My father once preached (in his Baptist days) on this trend. He said that so many people in US culture had been inoculated against the Christian gospel. They had been given just enough of the gospel at some point in their past that they've developed resistances to the gospel as a whole.

Given my friends' experiences and the research done in UnChristian, I wonder if the problem is that the initial injection contains virulent, toxic strain of Christianity against which it is understandable and appropriate to develop antibodies. Such a thought--fully confronted by evangelicals like Kinnaman and Lyons--still seems forbidden in a lot of evangelical discourse. So much of the preaching and evangelism I research devotes time to rationalizing why people find the gospel message so unappealing. Primary among the reasons listed are unsaved people's pride and rebellious nature. They hate God and love themselves, goes this logic, so it's no wonder they are offended by the Holy Truth.

Nothing will ensure evangelicalism a surer, quicker death than embracing this self-justifying rationale. Evangelicals can fade to obscurity patting their backs about how they've not compromised the truth in their outreach or culture-war battles. Kinnaman and Lyons (and they are not alone) represent, I believe, the only possible adaptation to a culture inoculated against Christianity: stop being a disease. Stop harming people. Be honest about how much of the Christian message--more, the Christian manner, its affect, has been toxic. Not just different but awful. Apologize to the world. Repent of poisonous witness.

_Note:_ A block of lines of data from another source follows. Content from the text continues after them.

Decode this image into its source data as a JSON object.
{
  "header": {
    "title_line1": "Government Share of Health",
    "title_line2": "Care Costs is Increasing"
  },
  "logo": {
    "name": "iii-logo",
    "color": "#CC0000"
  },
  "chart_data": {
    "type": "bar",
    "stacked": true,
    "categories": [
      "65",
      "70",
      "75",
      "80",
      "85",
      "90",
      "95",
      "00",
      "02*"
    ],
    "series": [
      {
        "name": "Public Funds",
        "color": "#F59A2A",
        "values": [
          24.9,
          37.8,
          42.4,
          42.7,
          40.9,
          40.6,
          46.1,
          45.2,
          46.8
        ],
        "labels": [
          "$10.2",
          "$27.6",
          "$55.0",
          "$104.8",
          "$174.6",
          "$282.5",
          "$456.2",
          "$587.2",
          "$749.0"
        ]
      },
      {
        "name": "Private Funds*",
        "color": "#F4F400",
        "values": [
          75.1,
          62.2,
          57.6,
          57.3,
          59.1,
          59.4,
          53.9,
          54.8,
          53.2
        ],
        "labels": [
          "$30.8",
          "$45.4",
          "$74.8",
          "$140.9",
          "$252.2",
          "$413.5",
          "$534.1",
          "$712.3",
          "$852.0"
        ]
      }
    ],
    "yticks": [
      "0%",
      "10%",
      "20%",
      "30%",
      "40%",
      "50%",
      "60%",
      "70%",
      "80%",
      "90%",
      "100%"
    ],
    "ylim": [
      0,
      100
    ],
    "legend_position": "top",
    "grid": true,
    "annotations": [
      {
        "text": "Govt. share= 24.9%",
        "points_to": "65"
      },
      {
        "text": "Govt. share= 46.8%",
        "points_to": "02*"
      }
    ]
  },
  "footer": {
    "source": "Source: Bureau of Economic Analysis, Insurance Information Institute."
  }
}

The advent of viral marketing has encouraged some evangelicals to adopt a disease metaphor to describe themselves (e.g., they want to spread, they want to infect people with the gospel). I would propose instead adopting a different medical metaphor: that of the doctor. It's not a perfect comparison; I certainly don't want to foster a holier-than-thou, we-have-the-cure-for-all-ills attitude among evangelicals. But what appeals to me about the doctor metaphor is element of the Hippocratic Oath that insists that physicians at least do no harm.

It occurred to me this evening that many Christians have missed "doing no harm" in their interactions with others. Selling the message, winning the soul, defending the faith--these all to often crowd out what should be a primary consideration for those following the Great Physician: don't harm people. What would evangelicalism look like if it 1) saw how some of its actions can harm people; and 2) thought about how to mitigate this harm?